La pace non è vista in se, bensì come
una condizione transitoria tra una guerra e l’altra, una situazione
immanente nella quale il medesimo è incatenato dato che è qui ed è
ora, e questo essere qui ed ora è dettato dal rapporto col non
essere, col nulla, con la morte.
Dove allora può accadere l’etica?!
Lévinas afferma che questa è
possibile, ma deve prevedere una non riduzione dell’altro al
medesimo, un paradossale percepire l’altro in assenza dell’io che
percepisco, in assenza (o meglio “prima”) del mio esser-ci. Come
questo può accadere se l’essere è “gettato” al mondo, è
gettato nel suo “qui ed ora”?
Levinas oppone all’esser-ci
heideggeriano un altrimenti-che-essere:
il darsi del volto dell’altro (“la
vedova, l’orfano e il forestiero” immagini prese dalla Tohrà)
genera nel mio esser-ci una paralisi, io non sono più qui ed ora, ma
sono ostaggio dell’altro, io patisco per l’altro, provo il dolore
dell’altro a prescindere dalla mia esistenza. Io non “ci sono”,
eppure sono (altrimenti-che-essere), sono in identità con l’altro
prima di esservi in differenza, e questa differenza avviene proprio
grazie al fatto che il mio essere qui ed ora è paralizzato.
Come questo meccanismo si traduce in
prassi? Come torno al mondo?
Grazie alla comparsa del terzo, un
altro prossimo che attraverso la sua esistenza mi “libera” dalla
“paralisi”… la fenomenologia del volto ha generato però in me
una epifania, quando tornerò al mondo non avrò “dimenticato”
ciò che ho “appreso” in identità con l’altro. Tornerò nel
mio esser-ci come soggetto Giusto. Tale giustizia può portare ad una
coscienza e quindi ad una trascendentale etica che ponga la pace come
condizione assoluta e non come periodo transitorio tra una guerra e
l’altra.
Per quanto utopistica sia, l’etica
lévinasiana, intriga ed affascina soprattutto a livello teoretico e
pratico, (forse un po’ meno a livello storico e politico, quando
diverrà una apologia allo stato di Israele).
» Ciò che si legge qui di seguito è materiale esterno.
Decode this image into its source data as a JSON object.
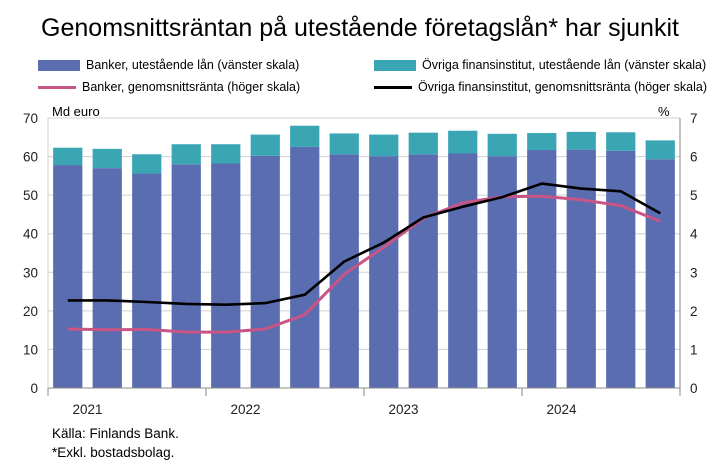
{
  "title": "Genomsnittsräntan på utestående företagslån* har sjunkit",
  "legend": {
    "banks_loans": "Banker, utestående lån (vänster skala)",
    "other_loans": "Övriga finansinstitut, utestående lån (vänster skala)",
    "banks_rate": "Banker, genomsnittsränta (höger skala)",
    "other_rate": "Övriga finansinstitut, genomsnittsränta (höger skala)"
  },
  "left_unit": "Md euro",
  "right_unit": "%",
  "source": "Källa: Finlands Bank.",
  "footnote": "*Exkl. bostadsbolag.",
  "colors": {
    "banks_bar": "#5b6db1",
    "other_bar": "#3aa6b4",
    "banks_line": "#c75586",
    "other_line": "#000000",
    "grid": "#d0d0d0"
  },
  "chart_data": {
    "type": "bar",
    "stacked": true,
    "categories": [
      "2021Q1",
      "2021Q2",
      "2021Q3",
      "2021Q4",
      "2022Q1",
      "2022Q2",
      "2022Q3",
      "2022Q4",
      "2023Q1",
      "2023Q2",
      "2023Q3",
      "2023Q4",
      "2024Q1",
      "2024Q2",
      "2024Q3",
      "2024Q4"
    ],
    "x_tick_labels": [
      "2021",
      "2022",
      "2023",
      "2024"
    ],
    "ylim_left": [
      0,
      70
    ],
    "yticks_left": [
      0,
      10,
      20,
      30,
      40,
      50,
      60,
      70
    ],
    "ylim_right": [
      0,
      7
    ],
    "yticks_right": [
      0,
      1,
      2,
      3,
      4,
      5,
      6,
      7
    ],
    "grid": true,
    "legend_position": "top",
    "bar_series": [
      {
        "name": "Banker, utestående lån (vänster skala)",
        "axis": "left",
        "values": [
          57.8,
          57.0,
          55.6,
          58.0,
          58.2,
          60.2,
          62.5,
          60.6,
          60.1,
          60.6,
          60.8,
          60.1,
          61.7,
          61.8,
          61.5,
          59.3
        ]
      },
      {
        "name": "Övriga finansinstitut, utestående lån (vänster skala)",
        "axis": "left",
        "values": [
          4.5,
          5.0,
          5.0,
          5.2,
          5.0,
          5.5,
          5.5,
          5.4,
          5.6,
          5.6,
          5.9,
          5.8,
          4.4,
          4.6,
          4.8,
          4.9
        ]
      }
    ],
    "line_series": [
      {
        "name": "Banker, genomsnittsränta (höger skala)",
        "axis": "right",
        "values": [
          1.53,
          1.51,
          1.52,
          1.45,
          1.45,
          1.53,
          1.9,
          2.95,
          3.65,
          4.4,
          4.8,
          4.96,
          4.97,
          4.88,
          4.73,
          4.32
        ]
      },
      {
        "name": "Övriga finansinstitut, genomsnittsränta (höger skala)",
        "axis": "right",
        "values": [
          2.27,
          2.27,
          2.23,
          2.18,
          2.16,
          2.2,
          2.42,
          3.28,
          3.77,
          4.42,
          4.7,
          4.95,
          5.3,
          5.17,
          5.1,
          4.53
        ]
      }
    ]
  }
}
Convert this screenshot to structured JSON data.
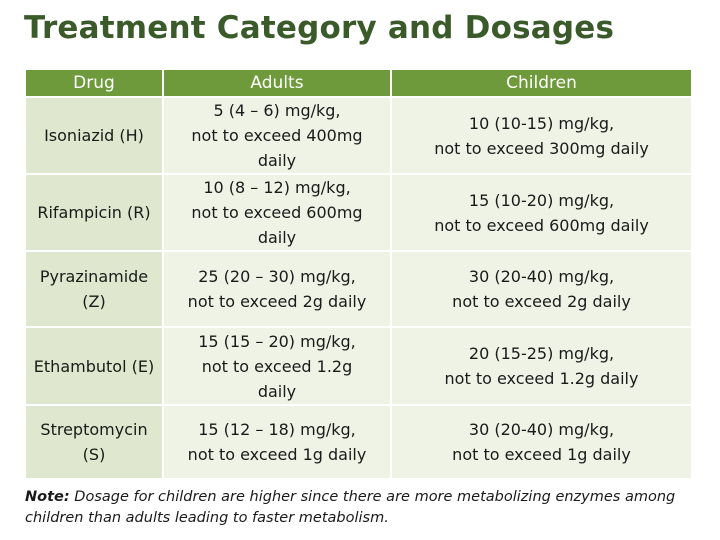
{
  "title": "Treatment Category and Dosages",
  "headers": {
    "drug": "Drug",
    "adults": "Adults",
    "children": "Children"
  },
  "rows": [
    {
      "drug": "Isoniazid (H)",
      "adults": [
        "5 (4 – 6) mg/kg,",
        "not to exceed 400mg",
        "daily"
      ],
      "children": [
        "10 (10-15) mg/kg,",
        "not to exceed 300mg daily"
      ]
    },
    {
      "drug": "Rifampicin (R)",
      "adults": [
        "10 (8 – 12) mg/kg,",
        "not to exceed 600mg",
        "daily"
      ],
      "children": [
        "15 (10-20) mg/kg,",
        "not to exceed 600mg daily"
      ]
    },
    {
      "drug": "Pyrazinamide (Z)",
      "adults": [
        "25 (20 – 30) mg/kg,",
        "not to exceed 2g daily"
      ],
      "children": [
        "30 (20-40) mg/kg,",
        "not to exceed 2g daily"
      ]
    },
    {
      "drug": "Ethambutol (E)",
      "adults": [
        "15 (15 – 20) mg/kg,",
        "not to exceed 1.2g",
        "daily"
      ],
      "children": [
        "20 (15-25) mg/kg,",
        "not to exceed 1.2g daily"
      ]
    },
    {
      "drug": "Streptomycin (S)",
      "adults": [
        "15 (12 – 18) mg/kg,",
        "not to exceed 1g daily"
      ],
      "children": [
        "30 (20-40) mg/kg,",
        "not to exceed 1g daily"
      ]
    }
  ],
  "note": {
    "label": "Note:",
    "text": " Dosage for children are higher since there are more metabolizing enzymes among children than adults leading to faster metabolism."
  },
  "colors": {
    "title": "#3a5a2a",
    "header_bg": "#6f9a3b",
    "drug_bg": "#dfe8cf",
    "cell_bg": "#eef3e6"
  }
}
Jaques Derrida (1930-2004) critica le
teorie di Lévinas asserendo che in realtà, tra il medesimo e
l’altro, e tra il darsi del secondo al primo, non c’è
immediatezza alcuna, e che la paralisi stessa (che comunque continua
a sussistere) è violenza.
Chiediamoci a questo punto se una
azione morale, causata dall’epifania del volto, sia davvero tale:
un atto, per essere definito morale,
prevede il libero arbitrio da parte di chi lo compie. Immaginate che
Dio abbia già scritto il mio destino e mi abbia mandato al mondo, se
io ucciderò qualcuno o ne salverò la vita, di tale azione non me ne
si può dare ne la colpa ne il merito, io non ho possibilità di
oppormi ad un qualcosa di già scritto, non c’è possibilità, nel
caso del destino ve n’è solo l’illusione, se io sono destinato
ad uccidere, per quanto voglia non uccidere, non ne ho la
possibilità.
Se in ambito determinista non esiste
morale, in ambito possibilista si: se io ho due possibilità e tra le
due posso scegliere liberamente (posso uccidere quanto non uccidere)
attraverso la mia volontà, allora Della scelta che prenderò io sarò
responsabile, e quindi mi sarà potuta dare la colpa o il merito ( a
seconda del ragionamento morale).
L’azione etica conseguente al darsi
del volto non è libera: essendo il mio esser-ci paralizzato, io non
adopero la mia volontà, quindi io non sono responsabile dell’azione
compiuta. Nell’altrimenti-che-essere io non adopero la mia volontà,
e se l’azione che compio non è da me voluta, allora non me ne si
può dare il merito (quindi l’eticità).
L’azione morale che consegue
l’epifania del volto non è libera, non è una possibilità, è
bensì determinata, come se fosse destino!